Study lead author Jim Gawron, a graduate student at the U-M School for Environment and Sustainability and at the Ross School of Business, said, “We’ve shown in this paper that a battery-electric vehicle is a better platform for CAV components compared to the internal-combustion engine vehicle in terms of minimizing environmental impacts.”

The specialists discovered that the sensing and computing subsystems in connected and automated vehicles could raise a vehicle’s energy use and greenhouse gas emissions by 3 to 20 percent due to rise in power consumption, weight and aerodynamic drag.

But the operational advantages of autonomous vehicles, which consist of smoother, more efficient traffic flow, are estimated to outweigh those rise in most cases.

The investigation additionally discovered that:

Wireless data transmissions required for onboard navigation maps are an exceptional contributor to a CAV’s energy use and associated greenhouse gas emissions, and the resolution of the maps makes an enormous difference. Standard-definition maps outcome in lifetime greenhouse gas emissions that are 35 percent down than the emissions produced when high-definition maps are transmitted over a 4G LTE network.

The amassed weight and power requisition from the onboard computer produce exceptional impacts. For the medium-size sensing and computing subsystem that served as the baseline scenario in the study, the computer invested 45 percent of the weight, consumed 80 percent of the power, and was responsible for 43 percent of the greenhouse gas emissions.

Large, exterior-mounted CAV components can exceptionally increase aerodynamic drag and fuel consumption, potentially offsetting the environmental advantages of autonomous vehicles. Sensing and computing components will continue to be miniaturized and packaged more compactly; but in the near term, the size and shape of exterior-mounted equipment will have tangible impacts.

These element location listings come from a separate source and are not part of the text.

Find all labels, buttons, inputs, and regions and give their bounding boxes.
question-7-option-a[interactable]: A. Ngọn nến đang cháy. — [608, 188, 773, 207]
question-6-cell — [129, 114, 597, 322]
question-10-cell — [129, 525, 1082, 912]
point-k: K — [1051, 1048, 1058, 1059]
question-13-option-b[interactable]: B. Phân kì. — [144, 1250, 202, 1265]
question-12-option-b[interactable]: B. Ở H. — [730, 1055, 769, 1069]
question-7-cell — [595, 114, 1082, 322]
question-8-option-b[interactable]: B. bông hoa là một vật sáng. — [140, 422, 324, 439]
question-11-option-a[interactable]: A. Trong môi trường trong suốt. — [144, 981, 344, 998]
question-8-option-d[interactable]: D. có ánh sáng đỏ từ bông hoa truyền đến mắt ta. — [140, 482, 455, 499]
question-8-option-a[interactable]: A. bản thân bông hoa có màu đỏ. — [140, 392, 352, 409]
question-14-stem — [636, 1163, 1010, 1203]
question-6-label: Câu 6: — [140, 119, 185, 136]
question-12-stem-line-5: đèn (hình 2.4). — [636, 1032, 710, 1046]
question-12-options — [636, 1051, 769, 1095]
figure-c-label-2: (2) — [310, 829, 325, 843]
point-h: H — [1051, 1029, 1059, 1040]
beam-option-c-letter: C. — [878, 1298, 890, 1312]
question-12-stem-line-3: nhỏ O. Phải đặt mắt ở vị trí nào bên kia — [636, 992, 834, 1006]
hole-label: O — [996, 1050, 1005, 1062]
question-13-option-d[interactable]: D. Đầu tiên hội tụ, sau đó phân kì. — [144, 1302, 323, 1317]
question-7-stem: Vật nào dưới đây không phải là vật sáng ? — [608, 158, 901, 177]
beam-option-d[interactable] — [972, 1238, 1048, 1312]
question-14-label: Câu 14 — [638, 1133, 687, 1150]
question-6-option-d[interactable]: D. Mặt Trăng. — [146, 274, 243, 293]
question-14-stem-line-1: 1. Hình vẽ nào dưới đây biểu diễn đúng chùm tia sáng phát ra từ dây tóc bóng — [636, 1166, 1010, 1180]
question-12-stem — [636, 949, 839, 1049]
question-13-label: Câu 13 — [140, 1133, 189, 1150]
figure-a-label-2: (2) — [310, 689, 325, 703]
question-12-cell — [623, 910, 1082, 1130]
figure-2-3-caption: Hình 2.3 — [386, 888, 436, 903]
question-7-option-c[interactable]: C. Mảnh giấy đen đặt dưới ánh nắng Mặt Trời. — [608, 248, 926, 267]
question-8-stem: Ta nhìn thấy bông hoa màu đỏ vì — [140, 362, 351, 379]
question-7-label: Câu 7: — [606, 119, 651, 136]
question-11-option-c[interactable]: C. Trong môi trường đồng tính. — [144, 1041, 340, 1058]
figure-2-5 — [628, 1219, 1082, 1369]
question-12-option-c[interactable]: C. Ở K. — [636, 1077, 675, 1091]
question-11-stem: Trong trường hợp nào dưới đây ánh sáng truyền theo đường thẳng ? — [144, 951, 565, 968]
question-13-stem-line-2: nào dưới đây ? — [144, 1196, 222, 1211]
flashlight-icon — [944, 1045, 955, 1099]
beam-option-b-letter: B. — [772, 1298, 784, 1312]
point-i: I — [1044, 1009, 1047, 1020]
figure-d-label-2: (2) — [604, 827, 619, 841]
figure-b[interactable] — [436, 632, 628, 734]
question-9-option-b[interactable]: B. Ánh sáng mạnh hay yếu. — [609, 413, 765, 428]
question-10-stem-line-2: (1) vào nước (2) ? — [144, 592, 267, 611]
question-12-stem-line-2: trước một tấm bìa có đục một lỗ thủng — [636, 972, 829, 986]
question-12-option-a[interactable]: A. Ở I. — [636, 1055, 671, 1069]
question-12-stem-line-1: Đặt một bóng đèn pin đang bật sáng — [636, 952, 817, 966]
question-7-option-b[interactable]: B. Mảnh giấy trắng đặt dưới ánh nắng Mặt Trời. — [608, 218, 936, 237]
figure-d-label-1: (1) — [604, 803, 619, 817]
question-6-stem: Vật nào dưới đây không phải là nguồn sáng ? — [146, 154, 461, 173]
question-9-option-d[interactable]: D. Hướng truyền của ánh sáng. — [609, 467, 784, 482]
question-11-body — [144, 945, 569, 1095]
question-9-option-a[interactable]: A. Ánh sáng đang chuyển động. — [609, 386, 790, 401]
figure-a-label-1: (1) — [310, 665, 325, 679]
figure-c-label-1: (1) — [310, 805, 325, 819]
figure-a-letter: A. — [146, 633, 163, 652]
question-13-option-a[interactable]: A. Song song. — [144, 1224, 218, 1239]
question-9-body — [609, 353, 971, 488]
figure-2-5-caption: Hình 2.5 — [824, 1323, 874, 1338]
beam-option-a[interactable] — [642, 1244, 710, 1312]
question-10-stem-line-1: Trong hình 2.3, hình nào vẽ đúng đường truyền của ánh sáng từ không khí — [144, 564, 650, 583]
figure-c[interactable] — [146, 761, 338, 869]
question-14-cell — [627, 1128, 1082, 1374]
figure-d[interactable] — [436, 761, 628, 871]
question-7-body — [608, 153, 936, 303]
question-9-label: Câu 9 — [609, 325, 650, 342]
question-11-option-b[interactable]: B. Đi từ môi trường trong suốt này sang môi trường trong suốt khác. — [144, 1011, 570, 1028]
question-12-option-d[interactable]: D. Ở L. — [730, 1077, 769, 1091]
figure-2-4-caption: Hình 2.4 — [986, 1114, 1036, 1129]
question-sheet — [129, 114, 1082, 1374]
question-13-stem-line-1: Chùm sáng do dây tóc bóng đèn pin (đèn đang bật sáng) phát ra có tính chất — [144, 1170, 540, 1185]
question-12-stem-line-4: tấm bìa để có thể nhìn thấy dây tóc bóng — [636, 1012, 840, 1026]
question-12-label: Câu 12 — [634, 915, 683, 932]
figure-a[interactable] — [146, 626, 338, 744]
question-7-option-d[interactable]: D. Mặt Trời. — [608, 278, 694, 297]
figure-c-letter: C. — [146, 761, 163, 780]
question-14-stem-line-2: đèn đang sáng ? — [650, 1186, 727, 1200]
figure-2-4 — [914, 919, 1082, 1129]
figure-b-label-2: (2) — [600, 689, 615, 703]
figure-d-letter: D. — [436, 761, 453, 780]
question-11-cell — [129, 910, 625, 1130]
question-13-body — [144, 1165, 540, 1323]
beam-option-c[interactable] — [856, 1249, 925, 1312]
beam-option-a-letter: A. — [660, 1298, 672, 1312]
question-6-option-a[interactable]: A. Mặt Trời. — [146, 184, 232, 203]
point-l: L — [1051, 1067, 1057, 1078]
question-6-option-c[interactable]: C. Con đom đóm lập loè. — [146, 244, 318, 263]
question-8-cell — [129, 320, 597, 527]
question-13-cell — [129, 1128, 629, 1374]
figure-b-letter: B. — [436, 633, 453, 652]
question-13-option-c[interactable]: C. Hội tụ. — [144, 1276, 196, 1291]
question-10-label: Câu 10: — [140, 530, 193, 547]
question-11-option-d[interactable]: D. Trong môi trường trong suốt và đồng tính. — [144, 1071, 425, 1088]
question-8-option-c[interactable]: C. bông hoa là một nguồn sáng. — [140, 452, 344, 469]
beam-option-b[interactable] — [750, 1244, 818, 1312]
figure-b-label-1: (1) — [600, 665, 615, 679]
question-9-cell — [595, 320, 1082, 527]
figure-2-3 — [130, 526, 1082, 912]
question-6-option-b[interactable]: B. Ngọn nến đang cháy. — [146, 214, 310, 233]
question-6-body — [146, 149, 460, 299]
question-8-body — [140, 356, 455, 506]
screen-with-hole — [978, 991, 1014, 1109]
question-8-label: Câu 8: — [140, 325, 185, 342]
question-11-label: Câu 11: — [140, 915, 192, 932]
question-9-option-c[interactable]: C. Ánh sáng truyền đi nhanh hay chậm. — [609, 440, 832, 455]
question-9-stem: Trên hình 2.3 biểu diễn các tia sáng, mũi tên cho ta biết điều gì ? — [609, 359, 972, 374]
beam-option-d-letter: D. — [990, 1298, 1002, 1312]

According to the new study, different caveats accompany the study’s conclusions about the potential environmental benefits of automated vehicles. First, those conclusions are based on the assumption that the operational efficiencies of CAVs can lead to a 14-percent reduction in fuel consumption over conventional vehicles, based on an analysis of antecedent work by the National Renewable Energy Laboratory.

But if the real-world savings from CAV efficiencies are significantly lower than 14 percent, the environmental benefits are diminished or vanish completely.

Also, if the onboard computers require a lot more power than the 200 watts modeled in this study, the net emissions reductions are terminated.

The vehicles investigated in the study are Level 4 connected and automated vehicles, defined as vehicles that can operate in absence of human input or oversight under select conditions. Prototype Level 4 CAVs are among the vehicles being tested at U-M’s Mcity, a public-private R&D initiative leading the transformation to connected and automated mobility.